Spécialisée depuis trente ans dans l’étude des matériaux et des procédés, la petite équipe de l’Institut de formation technique supérieure (IFTS) de Charleville-Mézières, dans les Ardennes, fait tourner, depuis la mi-2013, un FabLab à la fois ouvert au grand public et dédié aux professionnels de la fonderie, de la forge et de la plasturgie, qui forment le tissu industriel encore dense des Ardennes. « Nous avons soutenu ce projet dès son montage. Il répondait aux besoins du territoire et annonçait l’émergence de plusieurs autres projets de fabrication additive », indique Catherine Maieron, directrice du pôle de compétitivité champ-ardennais et lorrain Materalia.
Dénommé Smart Materials, le projet d’un coût de 120 000 euros sur deux ans, a été retenu avec treize autres candidats (parmi 154 dossiers) dans le cadre de l’appel à projets lancé par le ministère du Redressement productif, sur le thème de l’aide au développement des ateliers de fabrication numérique.

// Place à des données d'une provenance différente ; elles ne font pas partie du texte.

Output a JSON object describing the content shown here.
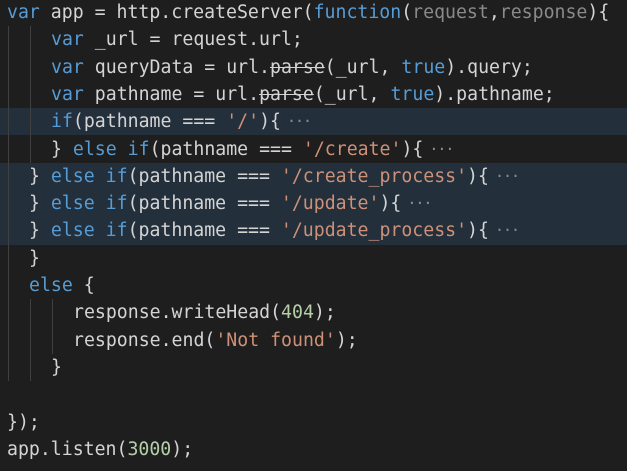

Cette consécration vaut au FabLab une subvention de 70 % pour recruter une spécialiste du design industriel, augmenter ses plages d’accueil et intensifier ses échanges avec les PME locales.
Rapidité de la démonstration
Docteur en génie mécanique, enseignant-chercheur à l’université de Reims Champagne-Ardenne et secrétaire général de Materalia, Hervé Bonnefoy accompagne avec enthousiasme les ingénieurs, opérateurs et techniciens dans la révolution industrielle numérique. « Lorsqu’ils voient pour la première fois une imprimante 3D produire un objet, les professionnels restent d’abord interdits, puis ils réalisent les potentialités du système. Il s’agit souvent de sous-traitants qui prennent conscience qu’ils monteront fortement en gamme lorsqu’ils seront en mesure de présenter rapidement leurs propres prototypes à leurs donneurs d’ordre », souligne l’enseignant.
A l’appui de sa démonstration, un carton de pièces apparemment banales témoigne de véritables prouesses numériques. Les imprimantes 3D de l’IFTS ont fait émerger du néant une chaîne dont les maillons n’ont requis ni soudage, ni assemblage, ou encore un circuit hélicoïdal impossible à effectuer par usinage. Pour le tarif modique de 6 euros par heure, matière comprise, les entreprises ont accès à trois scanners 3D et à deux lasers à lumière structurée, respectivement dédiés aux motifs de surface et à la triangulation. A cet équipement d’une valeur de 30 000 euros, s’ajoute le parc de machines de l’IFTS lui-même, qui comporte entre autres une imprimante 3D industrielle fonctionnant par projection de polymères et une machine mixte polymère-acier. Le laboratoire compte s’équiper d’une imprimante à sable pour répondre aux besoins spécifiques des fondeurs.
La profession apprécie ce service, qui correspond aux objectifs du Plan de progrès des fondeurs ardennais. Les dix-neuf membres de cette initiative portée par l’Union des industries et métiers de la métallurgie (UIMM) de la Marne et des Ardennes ont visité le FabLab. « Smart Materials leur permet de constater que l’impression 3D fonctionne bel et bien et de réaliser leurs propres essais avant d’investir eux-mêmes dans des équipements coûteux », explique Sandrine Mignolet, chef de projets du plan de progrès.
Pour trouver les profils adaptés
Spécialiste des tubes en acier destinés aux fluides, l’entreprise Fab 21, basée à Fumay, a envoyé l’ensemble de ses 50 salariés, par groupes de cinq, à Smart Materials pour préparer l’installation de nouvelles machines faisant appel à la 3D. « L’initiative nous a permis de cibler les techniciens et opérateurs les plus intéressés et les plus susceptibles de travailler sur nos nouveaux équipements », indique Bruna Cervellera, responsable RH de Fab 21.
En dehors du FabLab, d’autres formations plus pointues portent sur la conception CAO, la mise en œuvre de l’impression, la maintenance des équipements et la rétroconception de pièces. « Ces compétences intéressent les PME, mais aussi les grands groupes qui ne trouvent pas toujours en interne les profils adaptés. Il nous est arrivé de dépanner l’un d’entre eux, qui butait sur un problème de fichiers CAO détériorés », signale Vincent Marquet, ingénieur spécialisé dans la chaîne numérique à l’IFTS. L’institut développe également ses propres matériaux, tels des fils réfléchissants, lumineux ou intégrant des capteurs.